On connait finalement peu Moritz Von Oswald. Lui qui est pourtant l'un des précurseurs et toujours l'un des chefs de file d'une musique électronique intellectuelle. Considéré comme l'un des créateurs du prestigieux label Basic Channel, on le connait désormais surtout pour sa nouvelle formation Moritz Von Oswald Trio. C'est d'ailleurs eux qui ouvrirent le bal par leurs expériences soniques déroutantes. Accompagné par deux comparses, le berlinois s'installe dans son fauteuil, face à des centaines de putters et de boutons. Habillé en Gary Numan des années 2010, Moritz Von Oswlad hoche à peine la tête et jette quelques maigres coups d'œil autour de lui.
(Le MVO Trio en 2009, pour vous faire une idée)
(Le MVO Trio en 2009, pour vous faire une idée)
Les mélodies s'installent lentement et le beat percute en douceur. Les morceaux de MVOT ont tendance à tâter le terrain avant de s'engager. L'oreille doit s'acclimater, se mettre au diapason d'un son atypique. L'auditeur n'en est que plus enivré lorsque, sans crier gare, l'enveloppe sonore se déchire sous le poids des déferlements percussionnistes que le batteur crée au moyen d'instruments étranges pour nous amener vers des émotions que l'on n'imaginait pas ressentir. Tout en subtilité, le trio voyage des grands espaces sibériens vers les rues new-yorkaises acides. La musique s'arrête, le choc est là. On en arrive à scruter le silence, comme s'il était un prolongement.

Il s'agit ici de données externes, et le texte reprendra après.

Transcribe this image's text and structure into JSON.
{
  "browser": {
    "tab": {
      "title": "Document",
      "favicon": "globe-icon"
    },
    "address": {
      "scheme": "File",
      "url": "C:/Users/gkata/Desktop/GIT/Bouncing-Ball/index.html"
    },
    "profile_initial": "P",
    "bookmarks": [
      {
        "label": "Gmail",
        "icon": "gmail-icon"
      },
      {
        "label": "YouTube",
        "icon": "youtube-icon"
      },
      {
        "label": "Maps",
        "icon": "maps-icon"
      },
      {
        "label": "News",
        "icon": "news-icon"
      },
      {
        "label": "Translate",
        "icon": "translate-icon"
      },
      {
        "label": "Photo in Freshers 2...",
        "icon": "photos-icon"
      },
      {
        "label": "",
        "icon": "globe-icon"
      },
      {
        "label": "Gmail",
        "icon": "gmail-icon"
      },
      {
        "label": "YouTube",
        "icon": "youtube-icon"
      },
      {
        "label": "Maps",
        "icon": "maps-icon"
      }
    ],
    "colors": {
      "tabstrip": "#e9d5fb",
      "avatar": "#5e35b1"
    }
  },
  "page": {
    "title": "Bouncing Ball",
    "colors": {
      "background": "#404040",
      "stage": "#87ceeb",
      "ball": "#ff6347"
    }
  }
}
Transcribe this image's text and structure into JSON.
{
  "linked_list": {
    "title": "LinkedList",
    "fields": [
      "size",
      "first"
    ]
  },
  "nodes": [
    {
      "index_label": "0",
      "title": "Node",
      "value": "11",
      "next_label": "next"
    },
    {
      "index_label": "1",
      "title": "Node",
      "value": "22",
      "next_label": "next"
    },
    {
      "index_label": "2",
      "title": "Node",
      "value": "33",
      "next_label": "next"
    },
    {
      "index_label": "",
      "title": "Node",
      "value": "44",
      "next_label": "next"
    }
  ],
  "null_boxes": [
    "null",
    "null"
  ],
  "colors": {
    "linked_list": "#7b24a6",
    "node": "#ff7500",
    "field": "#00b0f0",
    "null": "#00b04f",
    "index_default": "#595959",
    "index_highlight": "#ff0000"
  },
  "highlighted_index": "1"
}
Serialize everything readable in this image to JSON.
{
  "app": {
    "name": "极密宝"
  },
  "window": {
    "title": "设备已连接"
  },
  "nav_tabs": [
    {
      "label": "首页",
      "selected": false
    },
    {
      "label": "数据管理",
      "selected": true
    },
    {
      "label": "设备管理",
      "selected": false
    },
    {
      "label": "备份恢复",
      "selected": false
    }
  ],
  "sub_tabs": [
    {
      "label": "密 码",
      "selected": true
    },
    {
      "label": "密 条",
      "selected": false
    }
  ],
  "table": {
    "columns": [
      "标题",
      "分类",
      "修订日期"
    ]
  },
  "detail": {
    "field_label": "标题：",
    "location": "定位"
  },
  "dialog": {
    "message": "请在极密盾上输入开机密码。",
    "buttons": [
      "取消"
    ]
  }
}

Moritz Von Oswlad se retrouve alors seul. Puis, face à lui apparait Paul St. Hilaire, mieux connu sous le nom de Tikiman, cet homme étrange qui aime poser sa voix bercée par le reggae sur des beats techno (il a, par exemple, collaboré avec le groupe Moderat pour la chanson Slow Match). Le mélange est étrange. Sur scène, un allemand froid, rigide, enfermé dans son costume-cravate donne la réplique techno à un chanteur reggae, enflammé, agrippant le micro comme s'il s'agissait d'un bon gros bédo. La musique de MVO s'impose plus rapidement que lors de sa prestation précédente, en cause le swag et la voix de l'excellent Tikiman. Cette étrange mixture est aussi surprenante qu'addictive. En plus de l'efficacité de telles mélodies, on reste ébahi devant la structure complexe qu'adopte la musique de MVO. Le rythme évolue et se transforme. D'un beat simple, il passe, sans peine et sans gène, à une rythmique dub pour ensuite revenir à un battement binaire. Tikiman et son flow gracieux évanouit ceux qui restent encore debout. A la fin du live, le public en redemande. Moritz est un peu géné, Tikiman semble surpris. Un rappel (imprévu ?) retournera une dernière fois l'encéphale des bruxellois.
(Toutes les photos sont de Caroline Lessire)
Pour clôturer avec gout cette carte blanche, Moritz Von Oswald a choisi Mala, ingénieur dub. Le beat tape plus grassement et crée une atmosphère dubstep des plus raffinées. Les corps se tordent et les têtes se secouent. Les infrabasses prennent place et mettent un point final à une soirée d'exception. Le public est conquis et a pu entrer dans une musique qui peint avec subtilité des paysages abstraits. L'espace d'une soirée, la techno et la musique électronique en général se sont imposées comme un langage, certes complexe, mais cohérent et enivrant.